We then take all of the attempted parameter sets tried by the optimization loop and filter them down to just the ones that are considered to be caught (e.g. error value of less than 1.0). Since the optimization loop only outputs the parameter values and their associated error scores, we need to recalculate the coordinates of the catch and then we sort all of the completed throws based on the Y parameter of the catch so that the first record contains our optimal throw:
These nodes give us a table of the completed throws sorted in order from farthest downfield to least downfield:
One interesting thing to note is that because we used the “Bayesian Optimization” search strategy, the best results were obtained at different iterations as can been seen from their row ID’s which were generated during the parameter optimization loop before the table was sorted on the Throw Y column.
Finally, to help visualize the results and verify that the selected throw parameters are indeed accurate I’ve included a second loop that simulates the trajectory of the ball and the position of the receiver for 100 “clock ticks” evenly distributed over the flight time of the ball:
By using the powerful 2D/3D Scatterplot node, which is freely available as a KNIME community node, we can then display the simulation results in an interactive graph visualization:
In the screenshot above, the quarterback is located at position (0, 0) in the back left of the cube.

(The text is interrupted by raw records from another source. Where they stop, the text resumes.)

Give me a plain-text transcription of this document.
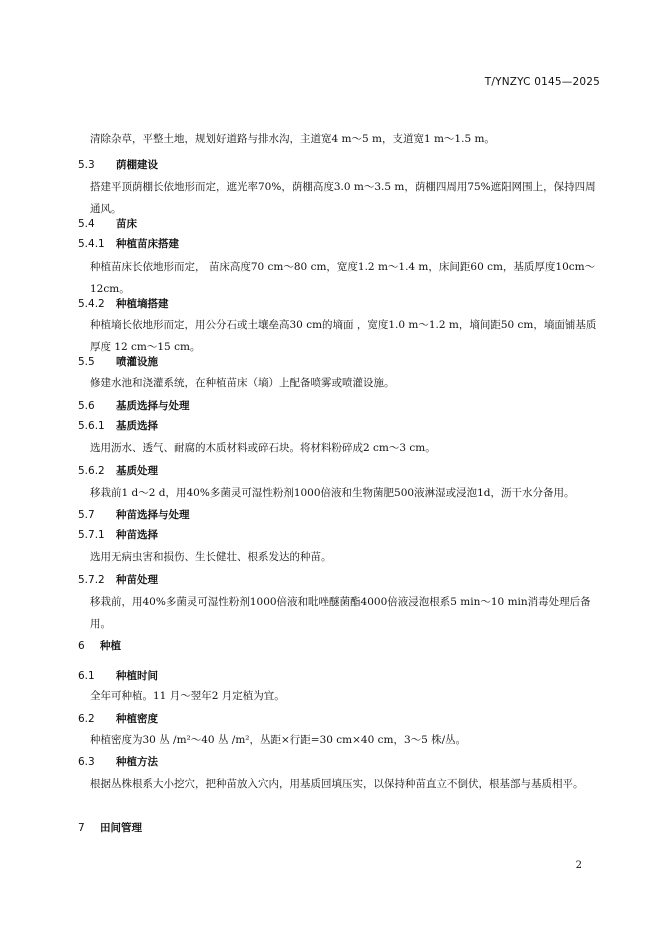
T/YNZYC 0145—2025
清除杂草，平整土地，规划好道路与排水沟，主道宽4 m～5 m，支道宽1 m～1.5 m。
5.3 荫棚建设
搭建平顶荫棚长依地形而定，遮光率70%，荫棚高度3.0 m～3.5 m，荫棚四周用75%遮阳网围上，保持四周通风。
5.4 苗床
5.4.1 种植苗床搭建
种植苗床长依地形而定， 苗床高度70 cm～80 cm，宽度1.2 m～1.4 m，床间距60 cm，基质厚度10cm～12cm。
5.4.2 种植墒搭建
种植墒长依地形而定，用公分石或土壤垒高30 cm的墒面 ，宽度1.0 m～1.2 m，墒间距50 cm，墒面铺基质厚度 12 cm～15 cm。
5.5 喷灌设施
修建水池和浇灌系统，在种植苗床（墒）上配备喷雾或喷灌设施。
5.6 基质选择与处理
5.6.1 基质选择
选用沥水、透气、耐腐的木质材料或碎石块。将材料粉碎成2 cm～3 cm。
5.6.2 基质处理
移栽前1 d～2 d，用40%多菌灵可湿性粉剂1000倍液和生物菌肥500液淋湿或浸泡1d，沥干水分备用。
5.7 种苗选择与处理
5.7.1 种苗选择
选用无病虫害和损伤、生长健壮、根系发达的种苗。
5.7.2 种苗处理
移栽前，用40%多菌灵可湿性粉剂1000倍液和吡唑醚菌酯4000倍液浸泡根系5 min～10 min消毒处理后备用。
6 种植
6.1 种植时间
全年可种植。11 月～翌年2 月定植为宜。
6.2 种植密度
种植密度为30 丛 /m²～40 丛 /m²，丛距×行距=30 cm×40 cm，3～5 株/丛。
6.3 种植方法
根据丛株根系大小挖穴，把种苗放入穴内，用基质回填压实，以保持种苗直立不倒伏，根基部与基质相平。
7 田间管理
2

The receiver’s path is represented by the purple points coming towards the camera and angling away from the quarterback. The quarterback’s throw’s trajectory is shown by the red dots and even includes the trajectory to better illustrate the relationship between the pass and the receiver over time.
Now that we have verified that given a single set of starting receiver “run parameters” we can produce a near-optimal throw for passing to the receiver, we now need to build an enclosing loop to an arbitrary number of records with initial “run parameters” and calculate their throw parameters using the technique we evolved in this blog posting. This will be our training data set for trying to teach my laptop how to throw the ball, and my next blog posting will pick up here and cover the teaching of various machine learning algorithms and include a contest to see which one “learns the best” for our simplistic scenario.
Until then, please feel free to experiment with the single throw workflow from this blog. There are many exciting aspects to explore. For example, can you replicate the optimization loop and have two different strategies/configuration duel against each other by seeing which one completes a pass before the other? You could even wrap the current parameter optimization loop in another loop to try and optimization the configuration of the step size for the existing parameter loop. Also, if you don’t feel like playing with the workflow, you should familiarize yourself with the Parameter Optimization Loop nodes and keep an eye out for your own data analysis challenges where they can help make an impact. In my opinion, these nodes are one of many great examples of how easy KNIME makes applying so many sophisticated data analysis techniques.